Observaciones de la estrella gigante roja R Doradus revelan que la luz estelar por sí sola no puede impulsar sus potentes vientos estelares, contradiciendo un modelo astronómico de larga data. Investigadores de la Universidad de Tecnología de Chalmers en Suecia utilizaron telescopios avanzados para demostrar que los granos de polvo circundantes son demasiado pequeños para ser propulsados por la presión de la luz. Este descubrimiento impulsa nuevas ideas sobre cómo se distribuyen los elementos esenciales para la vida en la galaxia.

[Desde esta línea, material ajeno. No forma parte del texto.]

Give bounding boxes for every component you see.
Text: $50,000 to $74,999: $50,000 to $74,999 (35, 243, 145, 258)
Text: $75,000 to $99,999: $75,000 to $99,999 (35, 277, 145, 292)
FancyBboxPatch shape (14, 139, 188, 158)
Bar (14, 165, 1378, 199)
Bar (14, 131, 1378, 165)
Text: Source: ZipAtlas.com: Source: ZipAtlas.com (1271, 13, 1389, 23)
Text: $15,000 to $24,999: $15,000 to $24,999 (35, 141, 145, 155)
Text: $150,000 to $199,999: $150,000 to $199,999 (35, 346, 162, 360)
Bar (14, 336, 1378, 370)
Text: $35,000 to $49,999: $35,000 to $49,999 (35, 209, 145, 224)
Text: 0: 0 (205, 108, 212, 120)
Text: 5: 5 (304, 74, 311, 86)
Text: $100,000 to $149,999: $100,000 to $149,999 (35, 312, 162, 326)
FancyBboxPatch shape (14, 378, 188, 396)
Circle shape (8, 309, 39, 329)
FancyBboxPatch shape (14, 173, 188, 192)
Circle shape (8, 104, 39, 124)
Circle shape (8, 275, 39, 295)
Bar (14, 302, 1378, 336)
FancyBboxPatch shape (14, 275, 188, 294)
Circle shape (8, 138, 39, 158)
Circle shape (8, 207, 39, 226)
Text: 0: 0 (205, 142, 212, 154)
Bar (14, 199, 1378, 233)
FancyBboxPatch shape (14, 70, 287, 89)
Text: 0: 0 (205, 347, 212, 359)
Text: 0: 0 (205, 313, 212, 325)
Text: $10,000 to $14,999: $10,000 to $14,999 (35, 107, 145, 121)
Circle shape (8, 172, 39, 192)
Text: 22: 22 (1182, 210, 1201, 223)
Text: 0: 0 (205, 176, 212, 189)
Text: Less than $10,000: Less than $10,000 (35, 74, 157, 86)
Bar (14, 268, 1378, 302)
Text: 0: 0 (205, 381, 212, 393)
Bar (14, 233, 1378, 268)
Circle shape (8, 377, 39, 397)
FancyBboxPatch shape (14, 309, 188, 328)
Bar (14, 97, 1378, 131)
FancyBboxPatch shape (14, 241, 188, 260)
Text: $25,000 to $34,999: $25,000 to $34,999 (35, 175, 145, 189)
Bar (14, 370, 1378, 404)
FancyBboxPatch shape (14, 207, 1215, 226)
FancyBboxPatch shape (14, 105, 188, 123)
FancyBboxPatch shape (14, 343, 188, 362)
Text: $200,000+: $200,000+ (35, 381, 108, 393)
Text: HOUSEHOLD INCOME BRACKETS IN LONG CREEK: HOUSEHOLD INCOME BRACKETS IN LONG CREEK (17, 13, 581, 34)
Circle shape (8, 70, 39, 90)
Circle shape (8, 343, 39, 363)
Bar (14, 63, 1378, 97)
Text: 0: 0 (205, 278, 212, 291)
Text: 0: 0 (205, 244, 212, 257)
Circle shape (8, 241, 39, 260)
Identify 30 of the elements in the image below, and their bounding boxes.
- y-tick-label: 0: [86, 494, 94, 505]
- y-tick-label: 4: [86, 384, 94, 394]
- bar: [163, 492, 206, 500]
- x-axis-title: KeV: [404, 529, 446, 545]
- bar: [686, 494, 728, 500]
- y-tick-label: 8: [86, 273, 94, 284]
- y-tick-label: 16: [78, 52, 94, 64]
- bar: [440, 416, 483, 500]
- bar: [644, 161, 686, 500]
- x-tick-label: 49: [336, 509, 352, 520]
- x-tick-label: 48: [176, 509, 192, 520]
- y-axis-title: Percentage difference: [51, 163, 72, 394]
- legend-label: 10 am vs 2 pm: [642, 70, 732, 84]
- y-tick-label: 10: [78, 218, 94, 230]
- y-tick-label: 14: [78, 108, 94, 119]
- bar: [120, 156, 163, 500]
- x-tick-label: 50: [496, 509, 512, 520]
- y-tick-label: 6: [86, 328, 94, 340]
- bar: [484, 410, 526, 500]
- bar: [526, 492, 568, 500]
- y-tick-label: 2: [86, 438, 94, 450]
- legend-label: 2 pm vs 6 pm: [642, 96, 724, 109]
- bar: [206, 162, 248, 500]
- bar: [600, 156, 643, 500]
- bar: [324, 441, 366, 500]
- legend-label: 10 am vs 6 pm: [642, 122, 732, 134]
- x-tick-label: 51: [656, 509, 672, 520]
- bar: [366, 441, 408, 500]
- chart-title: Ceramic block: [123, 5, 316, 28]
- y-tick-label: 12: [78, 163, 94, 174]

Las estrellas gigantes rojas como R Doradus desempeñan un papel crucial en el enriquecimiento del espacio interestelar con elementos como carbono, oxígeno y nitrógeno, que son vitales para la formación de planetas y el soporte de la vida. Durante décadas, los científicos asumieron que los vientos de estas estrellas eran impulsados por la luz estelar empujando contra granos de polvo recién formados. Sin embargo, un estudio reciente cuestiona esta visión basándose en observaciones detalladas de R Doradus, ubicada a 180 años luz en la constelación de Dorado. El equipo de investigación, liderado por astrónomos de la Universidad de Tecnología de Chalmers, empleó el instrumento Sphere en el Very Large Telescope del Observatorio Europeo Austral en el Observatorio de Paranal en Chile. Al analizar la luz polarizada en varias longitudes de onda, determinaron que los granos de polvo alrededor de R Doradus miden aproximadamente una diez milésima de milímetro de diámetro. Simulaciones por computadora confirmaron que estos granos son demasiado pequeños para que la luz ejerza suficiente fuerza para impulsar los vientos hacia el espacio exterior. «Pensábamos que teníamos una buena idea de cómo funcionaba el proceso. Resulta que estábamos equivocados. Para nosotros como científicos, ese es el resultado más emocionante», dijo Theo Khouri, coplíder del estudio. R Doradus, una estrella de la rama asintótica de gigantes similar a lo que será el Sol dentro de miles de millones de años, pierde material equivalente a un tercio de la masa de la Tierra cada década. Datos anteriores del telescopio ALMA mostraron burbujas masivas en su superficie, sugiriendo alternativas como movimientos convectivos, pulsaciones estelares o episodios repentinos de formación de polvo que podrían lanzar los vientos. «Aunque la explicación más simple no funciona, hay alternativas emocionantes por explorar», señaló Wouter Vlemmings, coautor y profesor en Chalmers. Los hallazgos, publicados en la revista Astronomy & Astrophysics, destacan la necesidad de más investigación sobre estos procesos dinámicos. El estudio forma parte de un proyecto más amplio financiado por la Fundación Knut y Alice Wallenberg, en colaboración con la Universidad de Gotemburgo.